The State concedes on appeal that the “individual” at the bureau may have misinformed the 1

state about this information. CR-432975 because the sentence for involuntary manslaughter was imposed in a lower

numbered case and is presumed to have been served first.”

{¶10} This court recently considered a similar case in which the trial court entered

reciprocal sentencing entries on two different cases. State v. Cvijetinovic, 8th Dist.

Cuyahoga No. 99316,

2013-Ohio-5121

. In Cvijetinovic, this court rejected the “lower

case number is served first” doctrine. Rather, “it is axiomatic that a trial court only

speaks through its journal entries; thus, the sentencing journal entries should dictate how

sentences are served.” Id. at ¶ 21. Accordingly, Kish’s third assignment of error is

overruled.

{¶11} In his second assignment of error, Kish contends “because, as a matter of

law, the terms of imprisonment have merged into a single period of imprisonment from

which it cannot be determined which term has been served in full, postrelease control

cannot be imposed on either case.” Specifically, Kish contends that although Ohio Adm.

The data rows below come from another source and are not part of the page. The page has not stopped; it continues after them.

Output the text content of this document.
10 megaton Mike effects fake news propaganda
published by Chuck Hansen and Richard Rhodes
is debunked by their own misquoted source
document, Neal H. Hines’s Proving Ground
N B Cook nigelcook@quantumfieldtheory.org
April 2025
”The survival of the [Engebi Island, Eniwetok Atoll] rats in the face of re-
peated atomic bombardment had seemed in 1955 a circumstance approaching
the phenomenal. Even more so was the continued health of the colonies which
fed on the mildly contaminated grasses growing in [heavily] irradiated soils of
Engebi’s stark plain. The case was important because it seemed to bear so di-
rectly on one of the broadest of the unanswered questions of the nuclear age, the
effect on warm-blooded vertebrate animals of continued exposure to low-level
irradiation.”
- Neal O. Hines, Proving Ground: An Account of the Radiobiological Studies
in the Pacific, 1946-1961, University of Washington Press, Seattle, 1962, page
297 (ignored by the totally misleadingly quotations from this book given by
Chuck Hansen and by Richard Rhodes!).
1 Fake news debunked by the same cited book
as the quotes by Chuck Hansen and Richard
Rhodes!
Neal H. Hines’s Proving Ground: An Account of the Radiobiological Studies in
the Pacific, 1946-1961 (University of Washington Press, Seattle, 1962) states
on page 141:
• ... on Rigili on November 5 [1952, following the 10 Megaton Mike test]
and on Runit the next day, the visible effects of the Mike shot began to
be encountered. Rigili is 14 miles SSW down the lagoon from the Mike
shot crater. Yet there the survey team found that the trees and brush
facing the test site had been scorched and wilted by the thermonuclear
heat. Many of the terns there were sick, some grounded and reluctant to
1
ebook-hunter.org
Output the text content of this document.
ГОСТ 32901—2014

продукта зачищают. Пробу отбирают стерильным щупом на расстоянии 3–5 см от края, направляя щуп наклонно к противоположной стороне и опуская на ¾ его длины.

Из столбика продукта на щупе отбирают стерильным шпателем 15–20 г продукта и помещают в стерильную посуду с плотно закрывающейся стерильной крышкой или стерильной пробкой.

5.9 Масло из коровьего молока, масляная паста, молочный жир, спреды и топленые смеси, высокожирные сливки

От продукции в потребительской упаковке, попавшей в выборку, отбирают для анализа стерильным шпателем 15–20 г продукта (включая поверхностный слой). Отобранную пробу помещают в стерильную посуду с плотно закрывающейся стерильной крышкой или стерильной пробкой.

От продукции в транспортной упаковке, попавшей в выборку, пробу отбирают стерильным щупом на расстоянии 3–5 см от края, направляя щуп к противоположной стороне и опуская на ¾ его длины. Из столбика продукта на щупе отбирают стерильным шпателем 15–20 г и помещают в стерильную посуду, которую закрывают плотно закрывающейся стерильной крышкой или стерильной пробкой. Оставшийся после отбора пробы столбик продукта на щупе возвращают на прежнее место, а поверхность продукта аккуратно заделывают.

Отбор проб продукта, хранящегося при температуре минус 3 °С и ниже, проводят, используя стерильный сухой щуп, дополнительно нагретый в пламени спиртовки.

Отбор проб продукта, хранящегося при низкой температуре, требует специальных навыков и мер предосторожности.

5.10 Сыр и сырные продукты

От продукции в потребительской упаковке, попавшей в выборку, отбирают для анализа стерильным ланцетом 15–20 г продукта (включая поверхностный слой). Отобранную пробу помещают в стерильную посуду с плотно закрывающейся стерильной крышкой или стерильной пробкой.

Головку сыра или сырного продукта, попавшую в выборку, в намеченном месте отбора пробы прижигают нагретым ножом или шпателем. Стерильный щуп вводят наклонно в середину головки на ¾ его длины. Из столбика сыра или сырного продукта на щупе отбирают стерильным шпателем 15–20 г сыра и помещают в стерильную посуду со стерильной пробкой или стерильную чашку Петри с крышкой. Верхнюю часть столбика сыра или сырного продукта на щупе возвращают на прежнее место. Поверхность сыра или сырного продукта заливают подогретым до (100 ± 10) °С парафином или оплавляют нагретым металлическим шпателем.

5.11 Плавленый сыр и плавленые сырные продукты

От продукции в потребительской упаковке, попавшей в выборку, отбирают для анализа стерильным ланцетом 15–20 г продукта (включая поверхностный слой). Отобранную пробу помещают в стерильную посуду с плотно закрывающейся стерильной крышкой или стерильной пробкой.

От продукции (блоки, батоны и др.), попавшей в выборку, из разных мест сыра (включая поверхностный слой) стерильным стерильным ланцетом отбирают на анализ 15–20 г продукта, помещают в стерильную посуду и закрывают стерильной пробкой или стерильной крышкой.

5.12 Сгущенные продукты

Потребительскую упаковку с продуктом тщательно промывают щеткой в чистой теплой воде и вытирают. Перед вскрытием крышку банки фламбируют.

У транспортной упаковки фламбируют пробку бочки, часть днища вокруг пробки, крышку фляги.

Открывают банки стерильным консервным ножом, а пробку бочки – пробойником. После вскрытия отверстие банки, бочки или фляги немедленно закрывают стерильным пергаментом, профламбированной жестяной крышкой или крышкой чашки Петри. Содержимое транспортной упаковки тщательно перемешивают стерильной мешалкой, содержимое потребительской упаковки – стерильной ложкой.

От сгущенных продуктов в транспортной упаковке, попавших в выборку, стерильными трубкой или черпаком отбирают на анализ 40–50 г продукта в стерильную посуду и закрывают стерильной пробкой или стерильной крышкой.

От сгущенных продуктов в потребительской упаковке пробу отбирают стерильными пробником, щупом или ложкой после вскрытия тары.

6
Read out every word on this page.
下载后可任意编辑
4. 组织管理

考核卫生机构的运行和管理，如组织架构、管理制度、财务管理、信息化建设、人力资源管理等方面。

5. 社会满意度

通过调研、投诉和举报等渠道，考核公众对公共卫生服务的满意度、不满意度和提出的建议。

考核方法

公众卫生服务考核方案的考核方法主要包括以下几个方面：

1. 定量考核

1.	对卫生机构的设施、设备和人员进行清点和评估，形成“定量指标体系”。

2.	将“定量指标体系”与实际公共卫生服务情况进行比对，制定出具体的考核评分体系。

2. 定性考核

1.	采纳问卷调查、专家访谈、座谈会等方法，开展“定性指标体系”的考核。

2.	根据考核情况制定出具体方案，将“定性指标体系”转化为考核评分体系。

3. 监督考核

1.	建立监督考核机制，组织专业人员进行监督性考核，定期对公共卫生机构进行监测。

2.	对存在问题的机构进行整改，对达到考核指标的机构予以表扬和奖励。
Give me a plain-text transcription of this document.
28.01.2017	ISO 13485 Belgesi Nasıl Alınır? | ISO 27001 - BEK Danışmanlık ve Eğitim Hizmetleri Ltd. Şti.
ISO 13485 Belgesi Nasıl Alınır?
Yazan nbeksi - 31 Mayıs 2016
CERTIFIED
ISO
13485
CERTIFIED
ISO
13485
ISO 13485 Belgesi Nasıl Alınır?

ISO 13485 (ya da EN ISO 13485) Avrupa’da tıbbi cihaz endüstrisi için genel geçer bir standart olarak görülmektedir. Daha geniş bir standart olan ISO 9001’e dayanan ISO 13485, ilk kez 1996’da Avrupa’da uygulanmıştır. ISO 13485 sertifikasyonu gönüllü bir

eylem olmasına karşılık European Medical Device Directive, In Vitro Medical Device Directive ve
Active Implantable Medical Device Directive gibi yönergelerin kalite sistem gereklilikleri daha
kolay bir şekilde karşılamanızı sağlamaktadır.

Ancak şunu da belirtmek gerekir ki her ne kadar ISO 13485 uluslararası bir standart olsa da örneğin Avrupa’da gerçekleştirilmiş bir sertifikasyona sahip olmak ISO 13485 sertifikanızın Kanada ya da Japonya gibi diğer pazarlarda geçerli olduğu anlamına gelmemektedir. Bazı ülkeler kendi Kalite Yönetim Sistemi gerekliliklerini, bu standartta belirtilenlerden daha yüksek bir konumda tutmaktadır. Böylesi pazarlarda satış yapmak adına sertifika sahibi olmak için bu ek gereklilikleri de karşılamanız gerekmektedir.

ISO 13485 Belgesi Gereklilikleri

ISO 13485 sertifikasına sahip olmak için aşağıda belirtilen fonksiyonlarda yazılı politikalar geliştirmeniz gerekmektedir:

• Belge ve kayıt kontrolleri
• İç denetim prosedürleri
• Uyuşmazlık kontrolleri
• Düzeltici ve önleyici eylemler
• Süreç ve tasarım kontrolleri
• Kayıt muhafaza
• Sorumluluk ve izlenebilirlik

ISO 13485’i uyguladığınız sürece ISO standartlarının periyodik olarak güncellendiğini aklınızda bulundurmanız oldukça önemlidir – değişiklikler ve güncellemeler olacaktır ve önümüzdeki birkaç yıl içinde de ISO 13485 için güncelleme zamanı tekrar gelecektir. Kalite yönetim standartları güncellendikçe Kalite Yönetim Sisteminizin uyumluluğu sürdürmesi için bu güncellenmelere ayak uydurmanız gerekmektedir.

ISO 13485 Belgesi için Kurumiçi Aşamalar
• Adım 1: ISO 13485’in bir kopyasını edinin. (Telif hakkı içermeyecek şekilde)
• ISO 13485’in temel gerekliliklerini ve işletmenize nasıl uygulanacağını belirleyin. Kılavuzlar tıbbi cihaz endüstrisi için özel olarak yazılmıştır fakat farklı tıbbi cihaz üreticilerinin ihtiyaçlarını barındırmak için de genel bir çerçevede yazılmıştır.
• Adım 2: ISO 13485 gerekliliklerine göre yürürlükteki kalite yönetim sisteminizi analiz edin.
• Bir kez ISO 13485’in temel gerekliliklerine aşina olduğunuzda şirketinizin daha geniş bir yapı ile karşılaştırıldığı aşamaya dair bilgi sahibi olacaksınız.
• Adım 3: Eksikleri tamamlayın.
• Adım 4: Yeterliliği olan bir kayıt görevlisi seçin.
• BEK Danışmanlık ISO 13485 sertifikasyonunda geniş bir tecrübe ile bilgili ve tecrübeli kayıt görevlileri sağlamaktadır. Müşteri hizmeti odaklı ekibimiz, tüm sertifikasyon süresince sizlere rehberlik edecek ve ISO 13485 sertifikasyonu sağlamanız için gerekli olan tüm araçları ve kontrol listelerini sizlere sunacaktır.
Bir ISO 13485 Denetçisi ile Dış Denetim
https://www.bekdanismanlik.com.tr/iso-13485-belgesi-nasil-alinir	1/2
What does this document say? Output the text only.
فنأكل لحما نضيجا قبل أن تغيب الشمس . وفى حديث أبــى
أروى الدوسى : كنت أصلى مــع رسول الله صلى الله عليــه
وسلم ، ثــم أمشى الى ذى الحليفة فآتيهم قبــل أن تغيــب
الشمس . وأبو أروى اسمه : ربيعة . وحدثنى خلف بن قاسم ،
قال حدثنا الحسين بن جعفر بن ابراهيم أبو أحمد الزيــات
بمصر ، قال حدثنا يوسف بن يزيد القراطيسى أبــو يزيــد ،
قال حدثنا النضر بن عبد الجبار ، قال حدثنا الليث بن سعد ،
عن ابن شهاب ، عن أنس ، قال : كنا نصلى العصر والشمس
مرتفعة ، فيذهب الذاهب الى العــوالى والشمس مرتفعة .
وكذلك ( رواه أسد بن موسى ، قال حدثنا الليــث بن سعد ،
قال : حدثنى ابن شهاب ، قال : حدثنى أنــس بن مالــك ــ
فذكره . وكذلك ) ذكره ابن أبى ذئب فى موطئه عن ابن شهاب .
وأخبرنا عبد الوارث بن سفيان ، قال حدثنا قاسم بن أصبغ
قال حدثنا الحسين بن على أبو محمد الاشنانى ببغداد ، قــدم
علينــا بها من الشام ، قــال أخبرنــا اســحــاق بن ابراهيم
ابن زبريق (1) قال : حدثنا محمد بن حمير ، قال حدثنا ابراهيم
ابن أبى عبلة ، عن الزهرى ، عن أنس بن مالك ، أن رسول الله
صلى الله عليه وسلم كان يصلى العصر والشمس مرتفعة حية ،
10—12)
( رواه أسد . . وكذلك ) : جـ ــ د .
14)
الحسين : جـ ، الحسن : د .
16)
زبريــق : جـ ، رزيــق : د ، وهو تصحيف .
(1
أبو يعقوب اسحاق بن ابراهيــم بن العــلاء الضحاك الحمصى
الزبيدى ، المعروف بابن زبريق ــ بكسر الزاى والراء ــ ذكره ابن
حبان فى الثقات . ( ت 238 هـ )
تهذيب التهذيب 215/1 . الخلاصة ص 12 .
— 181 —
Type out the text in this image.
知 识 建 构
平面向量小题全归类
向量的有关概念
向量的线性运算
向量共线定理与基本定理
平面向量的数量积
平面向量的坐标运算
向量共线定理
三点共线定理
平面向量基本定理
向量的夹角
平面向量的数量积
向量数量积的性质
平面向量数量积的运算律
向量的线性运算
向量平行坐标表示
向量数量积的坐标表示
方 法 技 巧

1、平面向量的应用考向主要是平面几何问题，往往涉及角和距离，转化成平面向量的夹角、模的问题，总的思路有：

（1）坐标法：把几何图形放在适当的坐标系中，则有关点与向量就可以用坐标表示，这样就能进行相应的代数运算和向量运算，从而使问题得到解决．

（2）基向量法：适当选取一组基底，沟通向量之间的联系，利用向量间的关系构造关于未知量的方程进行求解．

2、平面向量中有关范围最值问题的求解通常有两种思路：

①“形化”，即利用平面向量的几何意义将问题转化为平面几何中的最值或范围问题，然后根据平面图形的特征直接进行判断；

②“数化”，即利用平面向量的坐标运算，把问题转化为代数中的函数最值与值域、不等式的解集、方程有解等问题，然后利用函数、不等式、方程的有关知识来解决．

Code 5120-2-03.1 dictates how his life in prison will be conducted, i.e. determining an

out-date and eligibility for particular programs, it is unhelpful to determine which

sentence is to be served first.

{¶12} While we summarily disagree with Kish’s reasoning why postrelease control

cannot be imposed on either case, we agree with Kish that no revised or administrative

code dictates how multiple case sentences are to be served. Rather, it is the court’s

sentencing journal entry dictates how a sentence is to be served. See, e.g., State v.

Holdcroft,

137 Ohio St.3d 526

,

2013-Ohio-5014, ¶ 2-3, 10

; State v. Holdcroft,

2012-Ohio-3066

,

973 N.E.2d 334

(3d Dist.), ¶ 4; Cvijetinovic at ¶ 21. Therefore, it is

imperative that a trial court’s sentencing journal entry is unambiguous and clearly sets

forth the sequence in which consecutive sentences are to be served, especially when

sentencing on multiple cases or counts. Merely stating that the cases or counts are to run

consecutive to or with each other is insufficient because it does not indicate which

sentence is to be served first. See generally Cvijetinovic.

{¶13} In this case, the parties requested that this matter be remanded to the trial

court to reconsider the imposition of postrelease control. Accordingly, considering that

the state conceded at oral argument that the trial court may have received misinformation

about which sentence Kish served first, and in light of our recent decision in Cvijetinovic,

we reverse the imposition of postrelease control and remand the matter back to the trial

court to conduct a hearing to determine the sequence of Kish’s sentences and then impose

postrelease control on his remaining unserved sentence.

{¶14} Judgment reversed, case remanded.

It is ordered that the parties share equally the costs herein taxed.

The court finds there were reasonable grounds for this appeal.

It is ordered that a special mandate issue out of this court directing the common

pleas court to carry this judgment into execution. Case remanded to the trial court for

execution of sentence.

A certified copy of this entry shall constitute the mandate pursuant to Rule 27 of

the Rules of Appellate Procedure. KATHLEEN ANN KEOUGH, JUDGE

FRANK D. CELEBREZZE, JR., P.J., and PATRICIA ANN BLACKMON, J., CONCUR

KEY WORDS: 99895

postrelease control, consecutive sentences, reciprocal Hearing warranted to determine the sequence of a defendant’s consecutive prison sentence on two separate cases. A trial court’s sentencing journal entry dictates how a sentence is to be served. Postrelease control can only be imposed on unserved prison sentences.